25 yıl önce bir doktor kendisini azarladığı için bugün doktor dövebiliyor hale gelmesinin siyasi tercihini şekillendirdiğini itiraf eden ezik, vasat ve zavallı bir zihniyet işte!
***
Dün bir hekim arkadaş yukarıdaki sokak röportajının videosunu yollamış.
Altına da aynen şunu yazmış:
“O dövdükleri doktorların Mart ayında tuttukları nöbet ve icap görevi paraları halen yatmadı!”
Ne diyelim…
Sopa yedikleri bir yana bir de sabahlara kadar tuttukları nöbetlerin parasını alamıyor doktorlar…
SANDIKTAN ÇIKAMAYAN GİDER…
Tepebaşı belediye başkanı Ahmet Ataç hem parti bünyesinde hem de partiden bağımsız kendisinin organize ettiği yoğun bir seçim kampanyası yürütüyor.
Hemen her gün en az düzenlenen 5-6 programa katıldığı olurken, yine hemen her gün programların arasına kendi yaptığı ziyaretler ile kendisine yapılan ziyaretleri de sıkıştırdığı oluyor.

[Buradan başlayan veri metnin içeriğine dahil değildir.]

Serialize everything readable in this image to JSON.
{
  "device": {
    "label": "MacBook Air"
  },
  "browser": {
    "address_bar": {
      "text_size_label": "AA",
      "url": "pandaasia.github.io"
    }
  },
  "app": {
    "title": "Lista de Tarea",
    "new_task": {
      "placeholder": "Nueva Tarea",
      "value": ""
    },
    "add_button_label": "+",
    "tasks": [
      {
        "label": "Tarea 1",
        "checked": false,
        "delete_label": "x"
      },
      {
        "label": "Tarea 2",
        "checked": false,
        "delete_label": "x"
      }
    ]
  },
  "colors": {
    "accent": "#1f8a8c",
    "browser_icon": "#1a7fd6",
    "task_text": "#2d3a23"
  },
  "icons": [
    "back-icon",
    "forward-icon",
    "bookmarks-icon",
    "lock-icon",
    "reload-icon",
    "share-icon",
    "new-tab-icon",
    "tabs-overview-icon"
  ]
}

Önceki gün yine bir program arasında karşılaştık Ahmet Ataç ile.
Sahada durumun nasıl olduğunu sorduk?
Seçimde Kılıçdaroğlu, CHP ve Millet İttifakı lehine sandıkların patlayacağına inandığını söyledi.
Seçim sonuçlarıyla ilgili bazı çevrelerde konuşulan “İktidar sandıkta kaybetse de gitmez” söylemini sorduğumuzda ise önce, bu söylemin son derece saçma ve gereksiz bir şekilde ortaya atılan bir söylem olduğunu belirtti.
Ardından da…
“Millet iradesine herkes saygı göstermek zorunda. İstanbul ve Ankara ve diğer büyük şehir belediyeleri için de benzeri söylemler çıkartılmıştı. Sandıktan yenik çıkan bıraktı, sandıktan galip çıkan partimizin belediye başkanları görevlerine başladı. O yüzden bu tür söylemleri yersiz, gereksiz ve saçma buluyorum. İktidar seçim kanununu kendisi belirledi. Seçim tarihini de yine bu iktidarın kendisi belirledi. Buna rağmen ‘Gitmez-bırakmaz’ gibi söylemler son derece saçma. Seçimle nasıl geliniyorsa seçimle de gidilir.” Dedi.